Investing.com -- Randstad (AS:RAND) delivered stronger-than-expected first-quarter results on Wednesday as a sequential improvement in its U.S. operations and generally steady conditions across most regions helped offset ongoing headwinds in Germany and France.
The staffing firm, which holds the title of the world’s largest employment agency, reported EBITA before one-off items of 167 million euros ($190.3 million), ahead of the 153 million euros forecasted in the company’s compiled consensus.
“We have made a solid start to the year. Our strategic choices, disciplined execution and operational agility enabled us to protect profitability during the quarter,” CEO Sander van ‘t Noordende said in a press release.
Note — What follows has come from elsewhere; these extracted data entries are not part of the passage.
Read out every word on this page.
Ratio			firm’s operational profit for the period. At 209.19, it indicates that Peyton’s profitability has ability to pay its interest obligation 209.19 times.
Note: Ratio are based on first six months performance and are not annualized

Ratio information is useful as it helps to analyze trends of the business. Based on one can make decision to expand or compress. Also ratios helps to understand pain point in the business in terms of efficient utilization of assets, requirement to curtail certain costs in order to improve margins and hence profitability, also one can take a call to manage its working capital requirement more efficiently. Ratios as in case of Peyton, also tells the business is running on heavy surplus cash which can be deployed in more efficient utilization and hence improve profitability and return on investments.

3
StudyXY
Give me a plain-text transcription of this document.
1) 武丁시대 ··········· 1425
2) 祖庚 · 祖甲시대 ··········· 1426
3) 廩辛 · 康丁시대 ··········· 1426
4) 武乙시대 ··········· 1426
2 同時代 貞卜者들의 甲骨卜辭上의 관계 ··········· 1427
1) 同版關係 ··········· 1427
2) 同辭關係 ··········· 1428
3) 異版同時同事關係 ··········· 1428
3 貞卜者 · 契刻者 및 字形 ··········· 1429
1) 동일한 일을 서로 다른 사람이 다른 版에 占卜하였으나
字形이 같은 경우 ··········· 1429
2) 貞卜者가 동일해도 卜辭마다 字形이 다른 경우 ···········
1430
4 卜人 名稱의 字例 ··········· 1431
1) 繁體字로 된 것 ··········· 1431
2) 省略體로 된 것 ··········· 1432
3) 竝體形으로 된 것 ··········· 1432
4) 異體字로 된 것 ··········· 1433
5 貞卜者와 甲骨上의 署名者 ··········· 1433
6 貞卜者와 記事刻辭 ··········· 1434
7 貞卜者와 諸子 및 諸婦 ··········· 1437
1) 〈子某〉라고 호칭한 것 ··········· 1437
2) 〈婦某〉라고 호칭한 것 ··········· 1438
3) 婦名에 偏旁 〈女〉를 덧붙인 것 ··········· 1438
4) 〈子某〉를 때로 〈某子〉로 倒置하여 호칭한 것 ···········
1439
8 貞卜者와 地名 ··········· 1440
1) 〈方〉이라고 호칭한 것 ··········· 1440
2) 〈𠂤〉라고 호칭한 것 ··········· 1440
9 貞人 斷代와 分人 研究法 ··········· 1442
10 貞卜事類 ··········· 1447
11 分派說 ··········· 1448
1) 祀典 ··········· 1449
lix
Randstad’s organic revenue dropped by 4.2% during the period, a smaller decline than the 4.7% expected.
In the U.S., the company highlighted continued progress in its operational business and noted a return to growth in its digital division.
Meanwhile, Randstad continues to face difficulties in key European markets, particularly Germany and France, citing the automotive sector as a drag on performance in Germany.
Gross margin came in at 19.3%, exceeding expectations of 19.1%. Randstad anticipates the margin will ease slightly in the second quarter due to seasonal trends.
Operating expenses before one-offs stood at 925 million euros, just above the 920 million euro consensus. The company expects these costs to remain largely unchanged in the second quarter.
Regarding the outlook, April trends are so far consistent with March, which had already shown improvement compared to the broader first-quarter average. But Randstad cautioned that visibility remains limited amid growing macroeconomic uncertainties.
The company expects gross profit margin to be “modestly lower” on a sequential basis, as some of the favorable factors from the first quarter begin to normalize. Operating expenses are projected to remain broadly stable quarter-over-quarter.
As such, Jefferies analysts believe this backdrop "should trigger" a mid-single-digit cut to second-quarter consensus adjusted EBIT of 186 million euros, and potentially a mid- to high-single-digit reduction at the adjusted EPS level.
Separately, RBC Capital Markets analysts said Q1 was "overall, a decent quarter, although we are unlikely to change our Q2 forecasts at this point." They reiterated a Sector Perform rating and "see greater upside for recovery in other staffers at this point."